[pulseaudio-discuss] Summary of the PulseAudio/Bluetooth discussions at the BlueZ meeting in Helsinki

Lennart Poettering lennart at poettering.net
Wed Jun 4 13:07:38 PDT 2008


Heya!

(Luiz, please forward this to the bluez ML!)

So, here's my summary of the grand plan to get PA and BT working well
together. This is basically the result of the audio discussions during
the BlueZ Meeting we had in Helsinki that ended today. Especially for
you, João-Paulo, this might be very interesting!
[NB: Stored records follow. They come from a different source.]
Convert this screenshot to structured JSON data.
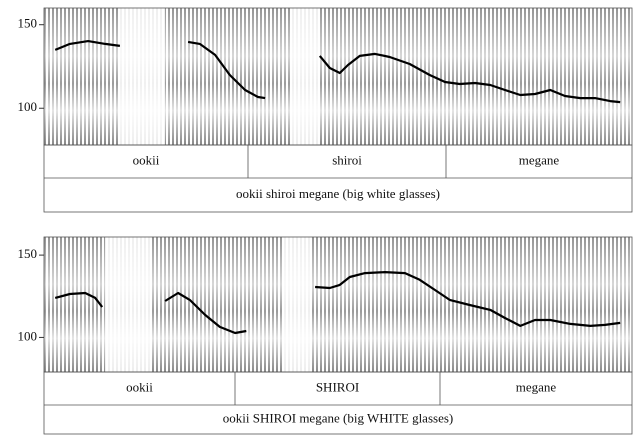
{
  "chart_data": [
    {
      "type": "line",
      "ylim": [
        78,
        160
      ],
      "yticks": [
        100,
        150
      ],
      "xlim": [
        0,
        1
      ],
      "series": [
        {
          "color": "#000000",
          "x": [
            0.019,
            0.044,
            0.075,
            0.104,
            0.129,
            0.18,
            0.245,
            0.265,
            0.291,
            0.316,
            0.342,
            0.364,
            0.376,
            0.418,
            0.469,
            0.486,
            0.503,
            0.517,
            0.537,
            0.563,
            0.588,
            0.622,
            0.656,
            0.682,
            0.707,
            0.733,
            0.759,
            0.784,
            0.81,
            0.835,
            0.861,
            0.886,
            0.912,
            0.937,
            0.963,
            0.98
          ],
          "values": [
            134.9,
            138.5,
            140.2,
            138.5,
            137.3,
            null,
            139.7,
            138.5,
            131.9,
            119.9,
            110.9,
            106.7,
            106.1,
            null,
            131.3,
            124.1,
            121.1,
            125.9,
            131.3,
            132.5,
            130.7,
            126.5,
            119.9,
            115.7,
            114.5,
            115.1,
            113.9,
            110.9,
            107.9,
            108.5,
            110.9,
            107.3,
            106.1,
            106.1,
            104.3,
            103.7
          ]
        }
      ],
      "words": [
        "ookii",
        "shiroi",
        "megane"
      ],
      "sentence": "ookii shiroi megane (big white glasses)"
    },
    {
      "type": "line",
      "ylim": [
        79,
        161
      ],
      "yticks": [
        100,
        150
      ],
      "xlim": [
        0,
        1
      ],
      "series": [
        {
          "color": "#000000",
          "x": [
            0.019,
            0.044,
            0.07,
            0.087,
            0.099,
            0.155,
            0.206,
            0.228,
            0.248,
            0.274,
            0.299,
            0.325,
            0.344,
            0.401,
            0.461,
            0.486,
            0.503,
            0.52,
            0.546,
            0.58,
            0.614,
            0.639,
            0.665,
            0.69,
            0.724,
            0.759,
            0.784,
            0.81,
            0.835,
            0.861,
            0.895,
            0.929,
            0.954,
            0.98
          ],
          "values": [
            124.0,
            126.4,
            127.0,
            124.0,
            118.5,
            null,
            122.1,
            127.0,
            122.8,
            113.7,
            106.4,
            102.7,
            103.9,
            null,
            130.6,
            130.0,
            131.9,
            136.7,
            139.1,
            139.7,
            139.1,
            135.0,
            128.8,
            122.8,
            119.7,
            116.7,
            111.8,
            107.0,
            110.6,
            110.6,
            108.2,
            107.0,
            107.6,
            108.8
          ]
        }
      ],
      "words": [
        "ookii",
        "SHIROI",
        "megane"
      ],
      "sentence": "ookii SHIROI megane (big WHITE glasses)"
    }
  ]
}
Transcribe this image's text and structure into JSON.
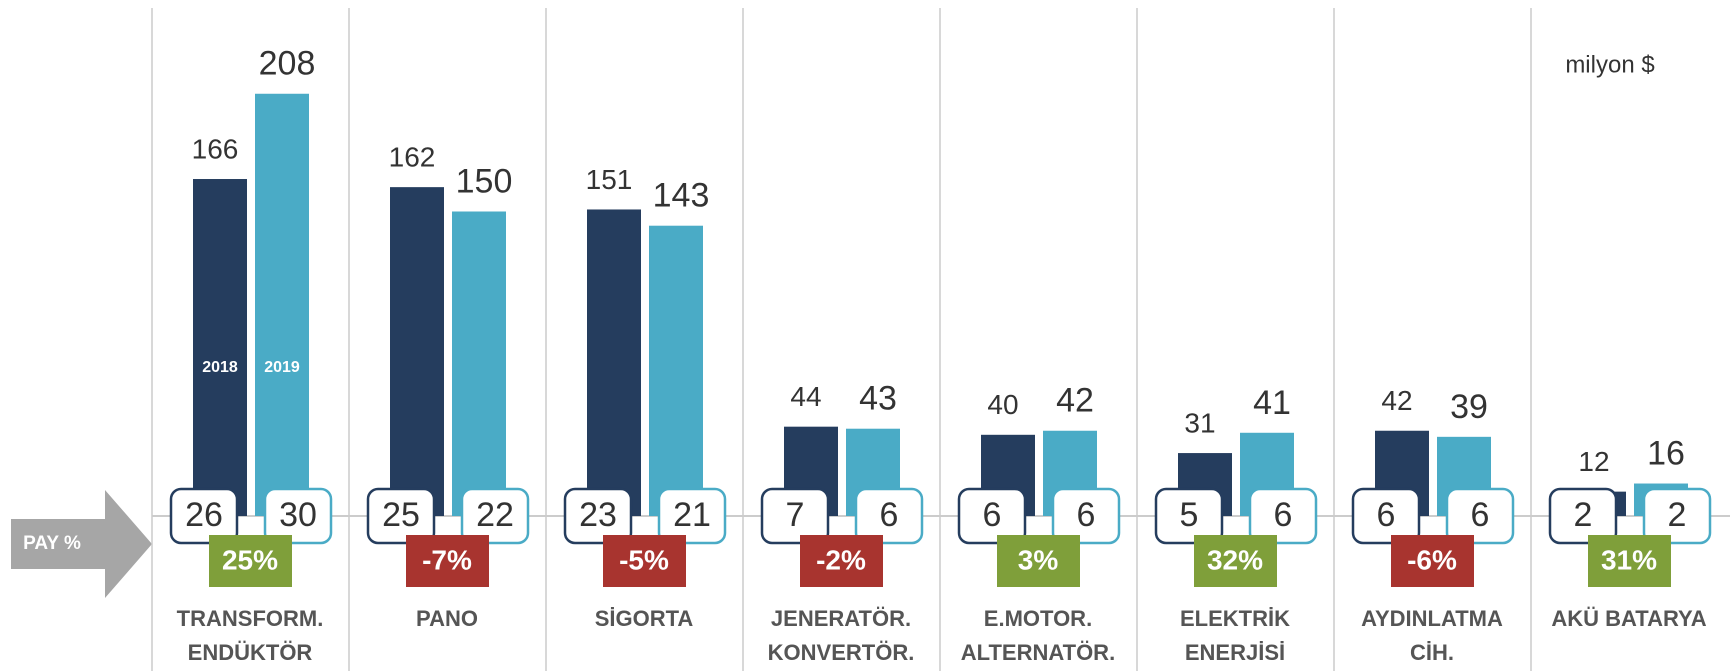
{
  "chart_data": {
    "type": "bar",
    "unit": "milyon $",
    "share_label": "PAY %",
    "categories": [
      [
        "TRANSFORM.",
        "ENDÜKTÖR"
      ],
      [
        "PANO"
      ],
      [
        "SİGORTA"
      ],
      [
        "JENERATÖR.",
        "KONVERTÖR."
      ],
      [
        "E.MOTOR.",
        "ALTERNATÖR."
      ],
      [
        "ELEKTRİK",
        "ENERJİSİ"
      ],
      [
        "AYDINLATMA",
        "CİH."
      ],
      [
        "AKÜ BATARYA"
      ]
    ],
    "series": [
      {
        "name": "2018",
        "color": "#253d5e",
        "values": [
          166,
          162,
          151,
          44,
          40,
          31,
          42,
          12
        ],
        "share": [
          26,
          25,
          23,
          7,
          6,
          5,
          6,
          2
        ]
      },
      {
        "name": "2019",
        "color": "#4aabc6",
        "values": [
          208,
          150,
          143,
          43,
          42,
          41,
          39,
          16
        ],
        "share": [
          30,
          22,
          21,
          6,
          6,
          6,
          6,
          2
        ]
      }
    ],
    "change": {
      "values": [
        25,
        -7,
        -5,
        -2,
        3,
        32,
        -6,
        31
      ],
      "value_labels": [
        "25%",
        "-7%",
        "-5%",
        "-2%",
        "3%",
        "32%",
        "-6%",
        "31%"
      ],
      "positive_color": "#7f9f3a",
      "negative_color": "#a8342f"
    }
  }
}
There should be two new PA modules, module-bluetooth-discover and
module-bluetooth-device. The former will use D-Bus to connect to the
BlueZ system services and whenever a new BT audio devices appears load
one m-bt-device instance for it. (as a side node: in contrast to linux
kernel modules, PA modules can be loaded more than once at the same
time). 

The latter, m-bt-device, then connects to the BlueZ audio service via one
BlueZ specific well known unix socket, configures a connection to the
BT device, gets a BT socket fd passed in via the unix socket and then
hands this over to its RT thread. The code for this would actually be
very similar to module-esd-sink which we ship already. m-esd-s is a
sink for PA that hands data to an existing EsounD server. It's basic
structure is very similar: we first configure the ESD connection from
the main thread via exchanging a few simple packets and then hand the
actual communication socket to the RT thread for the actual work. The
big difference in logic is mostly that the BT module needs to encode
the audio data to SBC/SCO first, while the ESD module just spits raw
PCM to the TCP stream. And then, the timing needs to be implemented
differently. 

Neither ESD nor A2DP/SCO provide any reasonable timing
source. However, the TCP socket used by ESD provides flow control
which we misuse for timing estimation. Unfortunately A2DP/SCO doesn't
even provide that, so we need to roll our own timing all the time --
with the exception that for the SCO case we can probably deduce the
remote clock from the time we get the recording packets flowing
in. Since for A2DP we mostly lack recording support we don't have that
clock and we have no other option than just using the raw local clock.
The BT socket uses DGRAM/SEQPACKET as socket type, This should
actually make things much easier than for the m-e-s case, since packet
deserilization is much easier.

Since we only have a single socket for both recording and playback
m-bt-device should register both a sink and a source at the same time
and run it from the same RT thread. This is similar to what module-oss
does, but different from e.g. the alsa modules which run the sink and
the source from seperate threads.

The seperation of m-bt-discover and m-bt-device is very similar to the
seperation between module-hal and module-alsa-{sink,source} or
module-zeroconf-discover and module-tunnel.

To improve the timing estimation, the BlueZ team will add support for
and SIOCOUTQ/SIOCINQ on the BT audio socket. This should tell us how
many bytes are buffered locally. Of course, we still would have no
idea how many bytes are buffered on the receivng side, but it would
help us at least a bit to make our timing more reliable. Also, they
want to add a new sockopt which would allow us to query the BT clock
of the BT device. We can probably assume that the audio clock of the
BT device is dependant or identical to the BT clock. This would allow
us to make sure we stay in sync with the device as much as possible,
even tough we still would have no idea about the actual latency.

The first step to implement is certainly m-bt-device without any fancy
timing. The next step would be m-bt-discover and finally, the fancier
timing estimation should be implemented. And finally the native volume
support should be implemented.

m-bt-device would probably not use D-Bus itself at all. Only
m-bt-discover would.

Eventually the btaudio unix socket should also be used to pass the key
events from the bt head set. I'd need to add a simple subsystem to
pass them on to the application then. Those keypresses would then be
passed to the application inline via the audio API. On one hand I see
that it would be good send the key events inline to make clear to
which audio device they belong. OTOH I have a bad feeling about this
because I don't want to add yet another key event subsystem, in
addtion to XIE, the linux input stuff and even HAL. We need to think
about this a bit more. (It is interesting to note, that having the
sound server forward "pause" and "resume" request to applications is
on the todo list anyway, to allow policy modules to request music
playback stopping on imcoming phone calls and suchlike. So doing the
full "audio key" set of keypresses would be a simple extension of
that.)

Marcel, Johan, Luiz, Marc-André, Claudio, did I miss anything?

Lennart

-- 
Lennart Poettering                        Red Hat, Inc.